Lucene輕量級搜索引擎,真的太強了!!!Solr 和 ES 都是基於它

一、基礎知識 1、Lucene 是什麼 Lucene 是一個本地全文搜索引擎,Solr 和 ElasticSearch 都是基於 Lucene 的封裝 Lucene 適合那種輕量級的全文搜索,我就是伺服器資源不夠,如果上 ES 的話會很占用伺服器資源,所有就選擇了 Lucene 搜索引擎 2、倒排索 ...

一、基礎知識

1、Lucene 是什麼

Lucene 是一個本地全文搜索引擎,Solr 和 ElasticSearch 都是基於 Lucene 的封裝

Lucene 適合那種輕量級的全文搜索,我就是伺服器資源不夠,如果上 ES 的話會很占用伺服器資源,所有就選擇了 Lucene 搜索引擎

2、倒排索引原理

全文搜索的原理是使用了倒排索引,那麼什麼是倒排索引呢?

先通過中文分詞器,將文檔中包含的關鍵字全部提取出來，比如我愛中國，會通過分詞器分成我，愛，中國，然後分別對應‘我愛中國’
然後再將關鍵字與文檔的對應關係保存起來
最後對關鍵字本身做索引排序

3、與傳統資料庫對比

Lucene	DB
資料庫表（table）	索引(index)
行（row）	文檔(document）
列（column）	欄位(field）

4、數據類型

常見的欄位類型

StringField：這是一個不可分詞的字元串欄位類型，適用於精確匹配和排序。
TextField：這是一個可分詞的字元串欄位類型，適用於全文搜索和模糊匹配。
IntField、LongField、FloatField、DoubleField：這些是數值欄位類型，用於存儲整數和浮點數。
DateField：這是一個日期欄位類型，用於存儲日期和時間。
BinaryField：這是一個二進位欄位類型，用於存儲二進位數據，如圖片、文件等。
StoredField：這是一個存儲欄位類型，用於存儲不需要被索引的原始數據，如文檔的內容或其他附加信息。

Lucene 分詞器是將文本內容分解成單獨的辭彙（term）的工具。

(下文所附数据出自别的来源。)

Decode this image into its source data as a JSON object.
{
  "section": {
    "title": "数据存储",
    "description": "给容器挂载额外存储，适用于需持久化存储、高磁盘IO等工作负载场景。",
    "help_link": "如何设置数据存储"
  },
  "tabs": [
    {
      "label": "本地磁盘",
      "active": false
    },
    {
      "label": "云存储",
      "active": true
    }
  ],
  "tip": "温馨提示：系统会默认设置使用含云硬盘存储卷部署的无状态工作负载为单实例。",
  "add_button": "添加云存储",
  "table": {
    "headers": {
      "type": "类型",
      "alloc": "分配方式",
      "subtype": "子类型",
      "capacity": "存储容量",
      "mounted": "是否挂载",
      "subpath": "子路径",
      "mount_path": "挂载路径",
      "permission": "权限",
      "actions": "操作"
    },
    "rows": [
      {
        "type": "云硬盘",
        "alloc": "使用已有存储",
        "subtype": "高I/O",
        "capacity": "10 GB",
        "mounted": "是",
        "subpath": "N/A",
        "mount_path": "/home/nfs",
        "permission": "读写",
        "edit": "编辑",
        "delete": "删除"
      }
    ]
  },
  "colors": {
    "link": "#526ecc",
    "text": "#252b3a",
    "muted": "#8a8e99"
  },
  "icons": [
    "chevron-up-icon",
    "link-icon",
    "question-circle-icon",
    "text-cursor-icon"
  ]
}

Lucene 提供了多種分詞器，其中一些常見的包括

StandardAnalyzer：這是 Lucene 預設的分詞器，它使用 UnicodeText 解析器將文本轉換為小寫字母，並且根據空格、標點符號和其他字元來進行分詞。
CJKAnalyzer：這個分詞器專門為中日韓語言設計，它可以正確地處理中文、日文和韓文的分詞。
KeywordAnalyzer：這是一個不分詞的分詞器，它將輸入的文本作為一個整體來處理，常用於處理精確匹配的情況。
SimpleAnalyzer：這是一個非常簡單的分詞器，它僅僅按照非字母字元將文本分割成小寫辭彙。
WhitespaceAnalyzer：這個分詞器根據空格將文本分割成小寫辭彙，不會進行任何其他的處理。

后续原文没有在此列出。